When traveling I sometimes meet people and wonder what my life would be like if I was born into their situation. After all it is just a matter of luck, chance, and predetermination that I was born where I was. As my trip to remote India was ending I asked my trusty driver Yalen, who spoke minimal English if he was able to drive me to the Dibrugarh airport so I could catch my flight to Kolkata. I wasn't sure he fully understood my question but he quickly answered that he would be driving me to America as well. We had a good laugh together and it was a shared moment that made a really challenging adventure into something that was a great tale to tell once I returned home.
My guide Chada was also going home after the trip to his home Ziro, in Arunchal Pradesh, India. I spent three great days there and knew that his town had unpaved roads, cows, pigs and stray dogs roaming freely. Plus, it was home to the Apatani people whose women disfigured their faces so that the neighboring Nishi tribe, who believe in taking multiple wives wouldn't raid them. Until thirty years ago the women would wear nose plugs and tattoo their faces. Chada understood my fascination and and interest in photographing these women and felt comfortable taking me around as he saw that I was just as interested in hearing about their lives and what made them happy, as well as taking photographs.

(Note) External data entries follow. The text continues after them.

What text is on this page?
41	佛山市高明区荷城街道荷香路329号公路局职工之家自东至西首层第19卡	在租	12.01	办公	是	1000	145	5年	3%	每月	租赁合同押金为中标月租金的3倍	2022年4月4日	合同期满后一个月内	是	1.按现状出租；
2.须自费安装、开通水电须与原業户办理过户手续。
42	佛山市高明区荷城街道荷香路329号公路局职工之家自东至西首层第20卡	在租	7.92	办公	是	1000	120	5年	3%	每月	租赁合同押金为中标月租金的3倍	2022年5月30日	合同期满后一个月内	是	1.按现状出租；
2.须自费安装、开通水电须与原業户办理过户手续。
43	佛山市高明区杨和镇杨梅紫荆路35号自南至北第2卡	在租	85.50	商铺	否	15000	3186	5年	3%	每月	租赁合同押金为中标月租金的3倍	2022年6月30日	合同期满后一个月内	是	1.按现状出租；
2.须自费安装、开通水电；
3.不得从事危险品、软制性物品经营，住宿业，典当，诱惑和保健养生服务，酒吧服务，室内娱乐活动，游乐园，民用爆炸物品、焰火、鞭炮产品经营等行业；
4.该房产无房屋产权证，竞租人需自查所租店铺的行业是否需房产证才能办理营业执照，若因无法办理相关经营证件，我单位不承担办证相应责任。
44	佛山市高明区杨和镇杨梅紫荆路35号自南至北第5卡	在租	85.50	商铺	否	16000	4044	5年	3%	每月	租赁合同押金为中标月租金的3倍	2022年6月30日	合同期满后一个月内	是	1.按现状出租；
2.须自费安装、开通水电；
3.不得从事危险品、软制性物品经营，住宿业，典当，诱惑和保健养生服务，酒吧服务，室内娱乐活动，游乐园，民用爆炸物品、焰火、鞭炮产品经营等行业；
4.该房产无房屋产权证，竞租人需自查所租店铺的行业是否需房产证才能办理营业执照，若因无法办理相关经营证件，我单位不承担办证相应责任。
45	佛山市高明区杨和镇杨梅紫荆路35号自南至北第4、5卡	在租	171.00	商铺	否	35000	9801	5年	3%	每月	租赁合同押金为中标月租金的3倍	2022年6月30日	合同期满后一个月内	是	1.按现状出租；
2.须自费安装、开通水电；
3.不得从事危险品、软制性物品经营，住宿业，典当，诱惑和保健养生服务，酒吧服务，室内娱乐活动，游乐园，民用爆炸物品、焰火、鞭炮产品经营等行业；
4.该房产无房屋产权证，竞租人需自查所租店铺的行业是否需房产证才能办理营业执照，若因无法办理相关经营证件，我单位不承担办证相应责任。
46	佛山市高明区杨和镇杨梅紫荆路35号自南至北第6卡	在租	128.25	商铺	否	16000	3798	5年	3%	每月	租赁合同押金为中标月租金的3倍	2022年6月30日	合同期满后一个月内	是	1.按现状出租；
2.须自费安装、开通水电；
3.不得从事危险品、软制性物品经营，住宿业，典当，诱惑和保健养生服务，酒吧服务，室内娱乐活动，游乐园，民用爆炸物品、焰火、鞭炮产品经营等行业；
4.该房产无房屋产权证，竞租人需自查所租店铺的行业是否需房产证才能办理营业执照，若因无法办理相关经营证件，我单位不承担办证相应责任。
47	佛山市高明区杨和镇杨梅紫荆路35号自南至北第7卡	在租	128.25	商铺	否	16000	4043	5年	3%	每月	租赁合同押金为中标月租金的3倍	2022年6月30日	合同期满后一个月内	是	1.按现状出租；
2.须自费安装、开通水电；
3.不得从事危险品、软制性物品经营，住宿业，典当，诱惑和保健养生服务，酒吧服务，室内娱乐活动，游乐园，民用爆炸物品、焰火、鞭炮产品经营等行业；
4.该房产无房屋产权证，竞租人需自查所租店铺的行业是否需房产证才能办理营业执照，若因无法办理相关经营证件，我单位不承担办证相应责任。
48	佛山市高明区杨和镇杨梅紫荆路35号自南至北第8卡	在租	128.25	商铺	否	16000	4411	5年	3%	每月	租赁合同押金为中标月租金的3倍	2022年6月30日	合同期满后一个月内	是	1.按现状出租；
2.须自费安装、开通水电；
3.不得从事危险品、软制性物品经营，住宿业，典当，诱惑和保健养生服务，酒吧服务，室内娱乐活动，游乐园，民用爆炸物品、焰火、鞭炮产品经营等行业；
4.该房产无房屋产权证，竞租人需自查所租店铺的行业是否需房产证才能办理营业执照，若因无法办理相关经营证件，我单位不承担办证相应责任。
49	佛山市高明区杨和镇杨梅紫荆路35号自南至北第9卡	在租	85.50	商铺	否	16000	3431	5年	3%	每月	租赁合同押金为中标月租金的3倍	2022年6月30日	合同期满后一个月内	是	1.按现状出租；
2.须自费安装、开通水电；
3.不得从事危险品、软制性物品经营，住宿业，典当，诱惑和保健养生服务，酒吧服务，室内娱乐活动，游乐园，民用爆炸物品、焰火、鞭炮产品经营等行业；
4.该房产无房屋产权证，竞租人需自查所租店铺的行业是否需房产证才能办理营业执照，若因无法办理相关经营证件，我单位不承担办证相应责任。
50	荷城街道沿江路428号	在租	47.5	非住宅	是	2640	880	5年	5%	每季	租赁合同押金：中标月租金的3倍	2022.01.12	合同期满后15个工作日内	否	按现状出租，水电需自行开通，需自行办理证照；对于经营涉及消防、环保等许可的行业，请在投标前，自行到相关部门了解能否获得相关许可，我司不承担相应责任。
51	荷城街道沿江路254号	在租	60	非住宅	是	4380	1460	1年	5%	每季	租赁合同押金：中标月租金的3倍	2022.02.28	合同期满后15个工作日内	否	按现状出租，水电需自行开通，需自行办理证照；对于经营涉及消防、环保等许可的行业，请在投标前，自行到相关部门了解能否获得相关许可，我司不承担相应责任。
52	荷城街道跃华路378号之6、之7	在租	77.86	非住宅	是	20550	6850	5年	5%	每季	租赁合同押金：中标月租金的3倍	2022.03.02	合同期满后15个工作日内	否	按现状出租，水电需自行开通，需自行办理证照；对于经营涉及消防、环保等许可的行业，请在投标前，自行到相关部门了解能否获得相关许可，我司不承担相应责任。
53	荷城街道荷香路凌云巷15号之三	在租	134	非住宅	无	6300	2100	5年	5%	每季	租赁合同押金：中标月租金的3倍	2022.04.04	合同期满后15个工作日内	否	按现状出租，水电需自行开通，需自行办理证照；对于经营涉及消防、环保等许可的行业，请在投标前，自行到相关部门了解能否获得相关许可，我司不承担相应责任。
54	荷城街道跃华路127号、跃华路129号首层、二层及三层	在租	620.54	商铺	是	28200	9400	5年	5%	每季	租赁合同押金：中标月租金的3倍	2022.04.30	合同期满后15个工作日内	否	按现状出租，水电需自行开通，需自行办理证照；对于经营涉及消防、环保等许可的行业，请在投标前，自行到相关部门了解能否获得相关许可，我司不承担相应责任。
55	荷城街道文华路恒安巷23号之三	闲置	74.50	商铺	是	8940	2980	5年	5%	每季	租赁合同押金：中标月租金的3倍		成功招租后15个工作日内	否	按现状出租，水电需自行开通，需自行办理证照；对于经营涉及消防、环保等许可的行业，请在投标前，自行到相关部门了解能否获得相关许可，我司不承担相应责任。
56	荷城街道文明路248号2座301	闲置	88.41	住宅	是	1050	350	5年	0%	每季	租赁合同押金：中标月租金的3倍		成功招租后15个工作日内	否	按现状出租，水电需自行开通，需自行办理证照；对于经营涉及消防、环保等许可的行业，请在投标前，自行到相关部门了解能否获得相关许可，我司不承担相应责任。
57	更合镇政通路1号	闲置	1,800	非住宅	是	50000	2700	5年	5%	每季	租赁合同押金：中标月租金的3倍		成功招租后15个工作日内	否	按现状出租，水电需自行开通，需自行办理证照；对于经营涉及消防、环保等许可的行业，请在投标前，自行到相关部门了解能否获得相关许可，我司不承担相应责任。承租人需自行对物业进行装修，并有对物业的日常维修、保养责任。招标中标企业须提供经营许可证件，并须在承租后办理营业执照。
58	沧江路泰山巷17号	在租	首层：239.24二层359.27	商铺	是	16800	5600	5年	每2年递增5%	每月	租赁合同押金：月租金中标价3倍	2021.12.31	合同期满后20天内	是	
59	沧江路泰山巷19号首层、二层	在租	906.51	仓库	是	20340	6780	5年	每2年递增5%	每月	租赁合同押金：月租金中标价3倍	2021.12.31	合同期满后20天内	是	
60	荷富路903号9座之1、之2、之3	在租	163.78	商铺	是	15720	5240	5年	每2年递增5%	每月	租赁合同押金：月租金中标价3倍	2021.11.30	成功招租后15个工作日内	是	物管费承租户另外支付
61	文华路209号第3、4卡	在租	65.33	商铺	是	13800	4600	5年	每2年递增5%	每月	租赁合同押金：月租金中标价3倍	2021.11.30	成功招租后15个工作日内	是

I told Chada that I would be taking a four hour flight from Kolkata to Dubai, and then a fourteen hour flight to New York. He was interested in hearing the details and sharing his knowledge of Dubai. For many Indians Dubai is the promised land, a short flight away where their are opportunities to make more in a month than they can make in half a year at home. He too was taking a sixteen hour trip to go the 180 miles to his home. The overnight bus would take twelve hours and cost him 700 rupees, which is $11 U.S.D . I asked if it had bathrooms and he said no, but that it would stop once so that people could eat. Hearing that the bus only made one stop made me think that the Indian bladder must be exceptionally large. He would then take a shared Mahindra taxi for four hours that would cost 300 rupees, $5 U.S.$. Once in Ziro he would take the ten minute ride in a tuk tuk. After hearing that, all I could do is contemplate the difficulty of his journey. Here I was taking Emirates A380, a massive,comfortable plane with more indoor plumbing than his entire village, being fed three meals and having attractive stewardesses offering me free drinks and snacks. He would have to wait outdoors for the shared taxi in Itanagar while I would be in the Dubai lounge watching the news, reading four magazines at once and seeing how much free food I could eat in the two hour lay over.
It sure would be incredible if he could have the opportunity to take a flight and experience what I take for granted. It makes me realize how fortunate I am to live the life I live. The lesson learned is, don't sweat the small stuff, if you weren't who you are, you might be in that bus to Ziro. Then again, Chada was really looking forward to getting back home to his wonderful wife and his three sons. I could have been him, and he could have been me.
My guide Chada was also going home after the trip to his home Ziro, in Arunchal Pradesh, India. I spent three great days there and knew that his town had unpaved roads, cows, pigs and stray dogs roaming freely. Plus, it was home to the Apatani people whose women disfigured their faces so that the neighboring Nishi tribe, who believe in taking multiple wives wouldn't raid them. Until thirty years ago the women would wear nose plugs and tattoo their faces. Chada understood my fascination and and interest in photographing these women and felt comfortable taking me around as he saw that I was just as interested in hearing about their lives and what made them happy, as well as taking photographs.
I told Chada that I would be taking a four hour flight from Kolkata to Dubai, and then a fourteen hour flight to New York. He was interested in hearing the details and sharing his knowledge of Dubai. For many Indians Dubai is the promised land, a short flight away where their are opportunities to make more in a month than they can make in half a year at home. He too was taking a sixteen hour trip to go the 180 miles to his home. The overnight bus would take twelve hours and cost him 700 rupees, which is $11 U.S.D . I asked if it had bathrooms and he said no, but that it would stop once so that people could eat. Hearing that the bus only made one stop made me think that the Indian bladder must be exceptionally large. He would then take a shared Mahindra taxi for four hours that would cost 300 rupees, $5 U.S.$. Once in Ziro he would take the ten minute ride in a tuk tuk. After hearing that, all I could do is contemplate the difficulty of his journey. Here I was taking Emirates A380, a massive,comfortable plane with more indoor plumbing than his entire village, being fed three meals and having attractive stewardesses offering me free drinks and snacks. He would have to wait outdoors for the shared taxi in Itanagar while I would be in the Dubai lounge watching the news, reading four magazines at once and seeing how much free food I could eat in the two hour lay over.
It sure would be incredible if he could have the opportunity to take a flight and experience what I take for granted. It makes me realize how fortunate I am to live the life I live. The lesson learned is, don't sweat the small stuff, if you weren't who you are, you might be in that bus to Ziro. Then again, Chada was really looking forward to getting back home to his wonderful wife and his three sons. I could have been him, and he could have been me.